Otros más, incluyendo reaseguradoras especializadas en Vida, han estado ofreciendo a las compañías cedentes un soporte técnico considerable. Algunas han ofrecido soporte en Salud, mientras que otras reaseguradoras no lo han querido así, o bien cuentan con la experiencia suficiente para entrar a este mercado tan volátil.

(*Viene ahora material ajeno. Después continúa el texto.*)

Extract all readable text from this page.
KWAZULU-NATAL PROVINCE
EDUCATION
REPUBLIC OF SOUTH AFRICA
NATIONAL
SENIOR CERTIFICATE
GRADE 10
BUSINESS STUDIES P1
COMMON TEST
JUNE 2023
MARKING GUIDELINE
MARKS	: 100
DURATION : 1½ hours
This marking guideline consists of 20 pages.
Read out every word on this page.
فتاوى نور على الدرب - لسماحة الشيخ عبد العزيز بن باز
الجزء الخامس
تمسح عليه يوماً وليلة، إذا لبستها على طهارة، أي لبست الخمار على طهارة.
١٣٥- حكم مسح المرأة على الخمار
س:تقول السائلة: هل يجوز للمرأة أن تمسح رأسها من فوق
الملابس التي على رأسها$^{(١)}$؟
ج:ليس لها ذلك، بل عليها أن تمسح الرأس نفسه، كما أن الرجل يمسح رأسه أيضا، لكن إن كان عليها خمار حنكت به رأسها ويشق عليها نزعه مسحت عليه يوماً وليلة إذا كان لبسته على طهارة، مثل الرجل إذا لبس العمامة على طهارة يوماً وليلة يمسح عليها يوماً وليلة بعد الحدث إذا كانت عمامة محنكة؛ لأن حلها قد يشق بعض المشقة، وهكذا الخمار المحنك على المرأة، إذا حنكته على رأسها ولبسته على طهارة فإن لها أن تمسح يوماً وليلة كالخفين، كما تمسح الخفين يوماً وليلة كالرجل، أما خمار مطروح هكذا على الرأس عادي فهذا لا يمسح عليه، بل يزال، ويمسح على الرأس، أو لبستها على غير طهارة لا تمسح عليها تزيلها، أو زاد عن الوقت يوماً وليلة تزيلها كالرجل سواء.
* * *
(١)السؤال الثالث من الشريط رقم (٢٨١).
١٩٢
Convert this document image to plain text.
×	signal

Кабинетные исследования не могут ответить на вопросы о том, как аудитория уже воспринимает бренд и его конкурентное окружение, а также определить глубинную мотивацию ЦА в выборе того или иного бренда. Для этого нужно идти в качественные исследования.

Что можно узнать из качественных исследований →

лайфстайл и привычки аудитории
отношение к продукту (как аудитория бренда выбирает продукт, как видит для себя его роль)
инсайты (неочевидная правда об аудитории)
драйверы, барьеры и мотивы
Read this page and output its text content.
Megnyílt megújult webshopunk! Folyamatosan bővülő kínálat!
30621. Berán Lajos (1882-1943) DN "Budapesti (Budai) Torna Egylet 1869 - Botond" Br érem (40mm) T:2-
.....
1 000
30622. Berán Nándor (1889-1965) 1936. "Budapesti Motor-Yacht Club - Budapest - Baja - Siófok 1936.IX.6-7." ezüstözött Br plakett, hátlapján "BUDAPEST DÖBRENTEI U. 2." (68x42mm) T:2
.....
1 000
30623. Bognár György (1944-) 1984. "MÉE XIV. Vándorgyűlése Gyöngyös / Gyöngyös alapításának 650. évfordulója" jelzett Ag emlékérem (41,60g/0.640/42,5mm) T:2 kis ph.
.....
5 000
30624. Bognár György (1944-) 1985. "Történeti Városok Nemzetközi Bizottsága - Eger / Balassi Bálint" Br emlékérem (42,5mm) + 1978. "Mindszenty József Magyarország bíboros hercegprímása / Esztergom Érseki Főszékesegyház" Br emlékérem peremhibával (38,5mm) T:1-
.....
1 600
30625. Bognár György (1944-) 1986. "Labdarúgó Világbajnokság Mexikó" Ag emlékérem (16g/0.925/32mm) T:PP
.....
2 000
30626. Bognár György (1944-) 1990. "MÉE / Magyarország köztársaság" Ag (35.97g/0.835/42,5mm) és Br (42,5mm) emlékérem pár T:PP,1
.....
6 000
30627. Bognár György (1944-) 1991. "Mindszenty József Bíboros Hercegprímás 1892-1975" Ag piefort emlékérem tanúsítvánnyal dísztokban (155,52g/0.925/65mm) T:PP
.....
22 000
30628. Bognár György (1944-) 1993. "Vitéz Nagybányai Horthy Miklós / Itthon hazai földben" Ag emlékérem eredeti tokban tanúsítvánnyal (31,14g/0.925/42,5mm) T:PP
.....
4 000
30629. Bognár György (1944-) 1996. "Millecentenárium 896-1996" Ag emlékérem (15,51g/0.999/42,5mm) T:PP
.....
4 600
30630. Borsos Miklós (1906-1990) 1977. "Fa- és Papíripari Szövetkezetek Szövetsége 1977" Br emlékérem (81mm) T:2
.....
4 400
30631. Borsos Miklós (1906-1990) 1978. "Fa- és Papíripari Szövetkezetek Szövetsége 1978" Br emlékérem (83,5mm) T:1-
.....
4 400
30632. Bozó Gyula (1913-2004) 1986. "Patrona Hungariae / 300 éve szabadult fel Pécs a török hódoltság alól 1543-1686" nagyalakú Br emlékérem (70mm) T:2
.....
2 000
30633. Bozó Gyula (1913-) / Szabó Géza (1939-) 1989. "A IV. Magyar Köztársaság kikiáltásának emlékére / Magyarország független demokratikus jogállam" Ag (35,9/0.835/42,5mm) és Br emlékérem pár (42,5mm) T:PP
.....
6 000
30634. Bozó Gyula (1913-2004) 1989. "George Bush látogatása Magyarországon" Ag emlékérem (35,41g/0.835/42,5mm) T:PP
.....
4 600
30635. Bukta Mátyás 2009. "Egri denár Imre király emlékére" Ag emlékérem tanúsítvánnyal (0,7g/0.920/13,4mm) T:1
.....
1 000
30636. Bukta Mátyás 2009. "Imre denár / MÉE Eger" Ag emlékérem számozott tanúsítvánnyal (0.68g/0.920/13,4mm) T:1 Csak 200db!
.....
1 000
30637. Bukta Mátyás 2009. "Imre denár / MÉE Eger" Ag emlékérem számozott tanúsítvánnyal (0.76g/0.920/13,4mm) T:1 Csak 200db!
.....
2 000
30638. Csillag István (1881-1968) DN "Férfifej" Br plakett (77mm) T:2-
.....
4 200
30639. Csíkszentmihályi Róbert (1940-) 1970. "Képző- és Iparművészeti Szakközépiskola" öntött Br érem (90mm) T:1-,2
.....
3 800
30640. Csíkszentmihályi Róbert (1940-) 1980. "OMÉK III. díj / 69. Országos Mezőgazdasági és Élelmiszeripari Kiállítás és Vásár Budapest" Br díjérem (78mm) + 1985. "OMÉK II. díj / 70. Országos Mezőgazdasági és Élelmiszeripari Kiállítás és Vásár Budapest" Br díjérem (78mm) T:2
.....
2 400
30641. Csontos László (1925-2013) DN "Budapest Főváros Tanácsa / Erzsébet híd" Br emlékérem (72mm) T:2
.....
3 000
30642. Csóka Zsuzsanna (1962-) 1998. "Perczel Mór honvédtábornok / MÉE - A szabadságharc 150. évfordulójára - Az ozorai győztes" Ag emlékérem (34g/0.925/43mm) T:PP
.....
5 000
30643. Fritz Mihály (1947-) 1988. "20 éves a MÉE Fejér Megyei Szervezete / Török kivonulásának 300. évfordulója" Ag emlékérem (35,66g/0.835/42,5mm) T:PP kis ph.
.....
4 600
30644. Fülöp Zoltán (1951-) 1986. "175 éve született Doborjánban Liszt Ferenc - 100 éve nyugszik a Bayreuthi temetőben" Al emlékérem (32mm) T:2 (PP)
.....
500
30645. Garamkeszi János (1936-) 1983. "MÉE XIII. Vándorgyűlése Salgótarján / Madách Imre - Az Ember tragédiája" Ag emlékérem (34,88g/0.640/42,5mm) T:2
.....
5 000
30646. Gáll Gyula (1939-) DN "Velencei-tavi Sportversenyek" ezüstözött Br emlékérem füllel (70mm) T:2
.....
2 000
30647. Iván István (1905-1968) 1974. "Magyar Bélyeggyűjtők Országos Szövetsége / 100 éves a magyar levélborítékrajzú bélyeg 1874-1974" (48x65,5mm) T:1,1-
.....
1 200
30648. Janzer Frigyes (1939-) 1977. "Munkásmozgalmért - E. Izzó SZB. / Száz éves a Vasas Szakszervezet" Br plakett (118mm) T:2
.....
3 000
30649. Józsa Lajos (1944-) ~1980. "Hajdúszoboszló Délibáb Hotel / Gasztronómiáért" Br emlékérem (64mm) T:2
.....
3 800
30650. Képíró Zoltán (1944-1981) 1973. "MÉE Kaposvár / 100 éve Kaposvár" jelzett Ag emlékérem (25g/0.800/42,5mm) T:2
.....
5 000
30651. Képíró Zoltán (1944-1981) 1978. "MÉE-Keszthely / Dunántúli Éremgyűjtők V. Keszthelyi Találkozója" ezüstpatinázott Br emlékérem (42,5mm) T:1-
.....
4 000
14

De manera interesante, y como lección para el futuro, las reaseguradoras que han jugado un papel activo en el mercado de Pensiones Argentino hacia el final de los 90s demostraron como NO manejar un crecimiento considerable en las oportunidades. Al cotizar por debajo del burning cost en lo que fue y sigue siendo un negocio con una tasa de pérdida por desarrollarse, éstas se concentraron en el volumen y en el abarcar más mercado, en lugar de generar utilidades. El que muchas de ellas hayan visto mejorar las graves pérdidas padecidas sobre la base únicamente de la devaluación del peso argentino, no cambia el hecho de que el mercado del reaseguro necesita aprender de esta experiencia pasada y considerar nuevamente este enfoque en lo futuro.

Todos los jugadores han sido serios acerca de que la región merece la inversión de contar con alguna forma de representación localmente dentro de la misma región, de manera típica con una presencia mínima en México y ya sea en Chile o Argentina. Algunas de estas oficinas han tratado de llevar a cabo la cotización y la suscripción localmente también.

Por lo tanto
¿sigue siendo atractiva la región para las reaseguradoras de vida? La respuesta depende obviamente de cuáles sean sus objetivos y sus metas. No obstante, para la reaseguradora que esté preparada para tener unas metas de crecimiento realistas ahora, y por el potencial percibido de la región, y que esté preparada para sortear las altas y bajas de lo que todavía es y seguirá siendo una de las regiones más volátiles del mundo, entonces la región ofrece la oportunidad de crecer y construir lazos de larga duración. Sin embargo, con el número de jugadores que ya se encuentran en el mercado, junto con el tamaño absoluto de éste mismo, la habilidad de cualquier reaseguradora para logra utilidades significativas será un reto.